Ella se había desprendido de eso. El pequeño departamento que rentaba en las afuera de Tucson era más que nada un depósito para recibir paquetes y un ocasional sitio de descanso para cuando necesitaba realmente una ducha.

El resto del tiempo lo pasaba mirando a través del telescopio principal. Muchos de sus colegas usaban los instrumentos que ampliaban y categorizaban con pequeños letreros luminosos todo lo que alcanzaba a divisar el telescopio. Sin embargo ella era más de la vieja escuela, prefería mirar la pequeña pantalla que era el mero reflejo, nombrar a todas y cada una de las galaxias y planetas empezando con los del sistema solar y hacia afuera, ir más allá para perderse entre nubes de materia cósmica y abismos por horas, hasta que la única energía que le quedaba era para darse la vuelta y coger su confiable manta eléctrica para dormir ahí mismo en su escritorio, soñando todavía con las estrellas.

Había escuchado a más de uno de sus compañeros de trabajo hablar en voz baja de ella, tachandola de loca y obsesionada con su trabajo. Poco le importaba ya a sus 64 años de edad lo que pensaran de ella, mientras pudiera seguir trabajando en los cielos.

Tomó la taza de café que su pequeño robot auxiliar le tendía y giró su cuello en sentido contrario a las manecillas del reloj escuchando a sus huesos chasquear como una correa vieja. Usando sus piernas correosas se deslizó junto a sus silla antigravitatoria hacia su amada pantalla.

Por un par de horas se deslizó por los anillos de Saturno. La relajaba en sobremanera poder examinar prácticamente cada una de las rocas y gases que lo conformaba. Hielo, diamante, óxido de hierro, una y otra vez.
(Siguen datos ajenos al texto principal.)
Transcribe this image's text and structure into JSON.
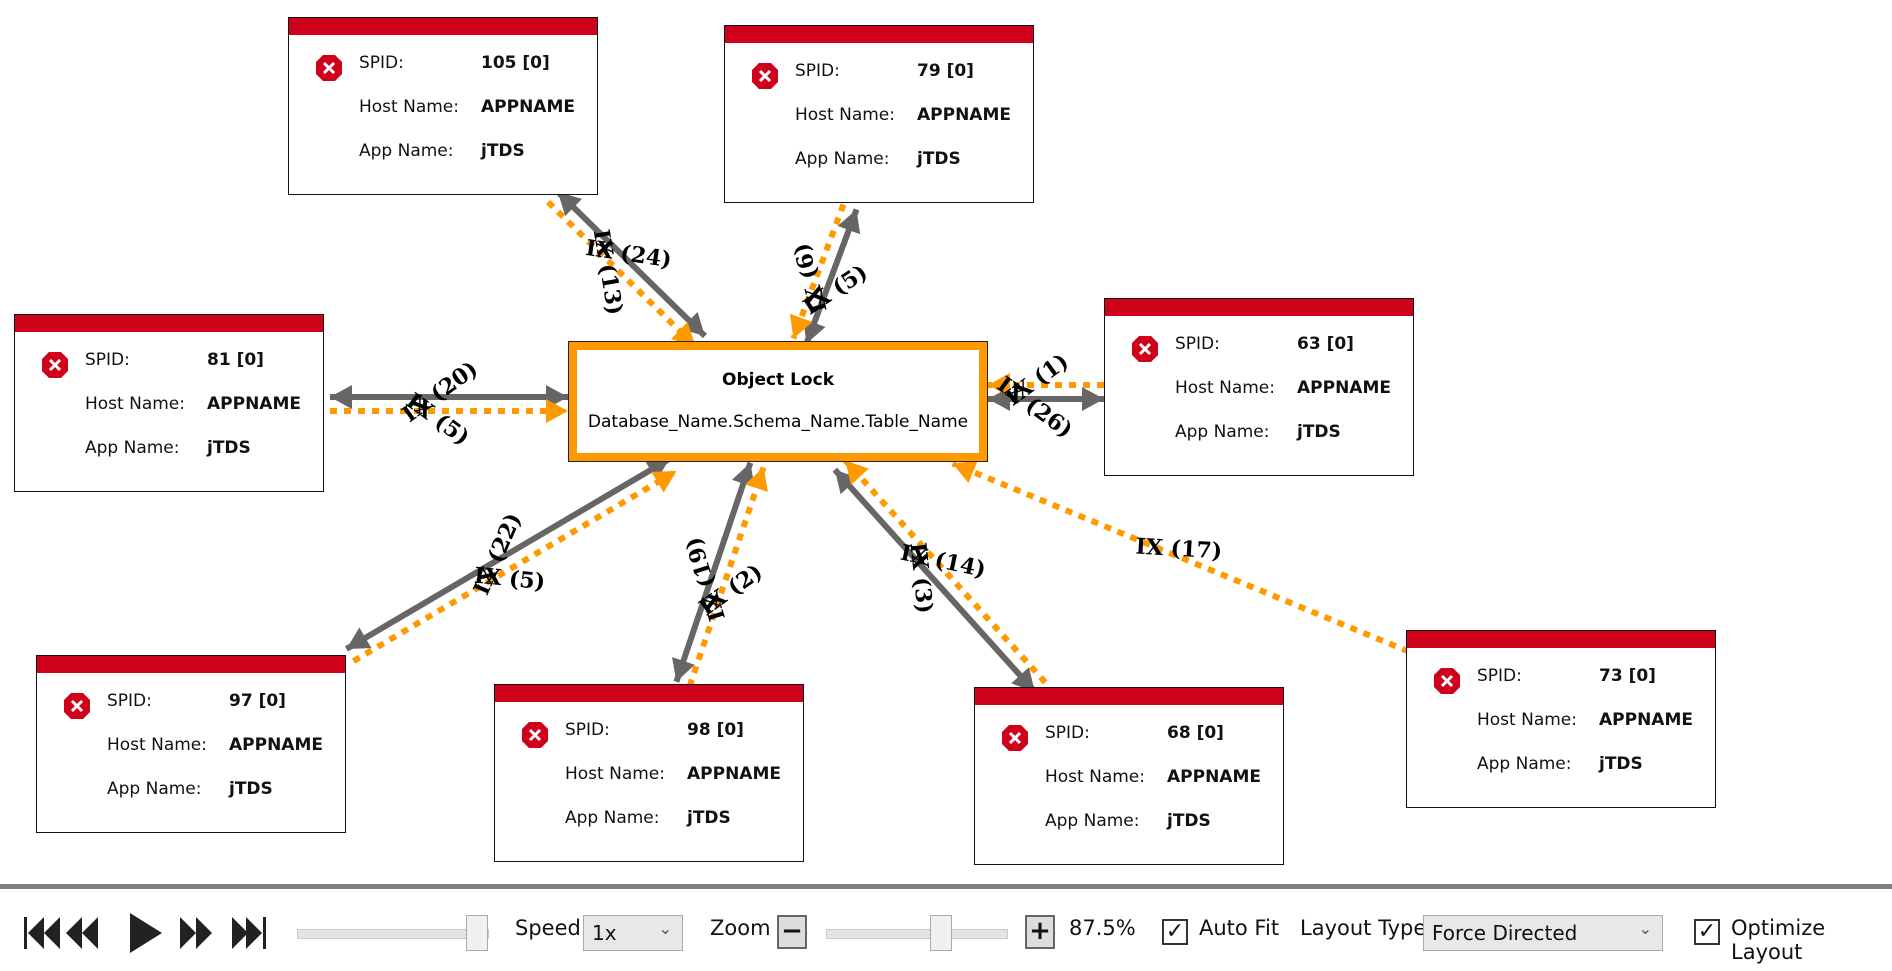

Se encontraba tan ensimismada que cuando accidentalmente retrocedió hasta la atmósfera terrestre y vió un extraño objeto no entendió por un momento en donde tenía puesta la mira.

Se acercaba con un peculiar zigzagueo y a juzgar por el leve destello rojo que iba dejando atrás, estaba entrando ya en la atmósfera. La mujer no podía despegar su vista de la pantalla al ordenar al auxiliar por la fecha de los próximos meteoritos, recibiendo respuesta inmediata por medio de la voz ligeramente electrónica. No hasta dentro de dos meses. Entonces, ¿por qué…?

Sentía su corazón latiendo rápidamente contra sus costillas, dejándola sin aliento. Nunca en su vida había visto algo que la sobresaltara tanto. Por más que su trabajo fuera descubrir cosas nuevas del espacio, poco o nada había sido inesperado. Las mismas sustancias básicas repetidas en distintas formas, incluso formas sorprendentes. Sin embargo hasta ahora el espacio había estado desierto.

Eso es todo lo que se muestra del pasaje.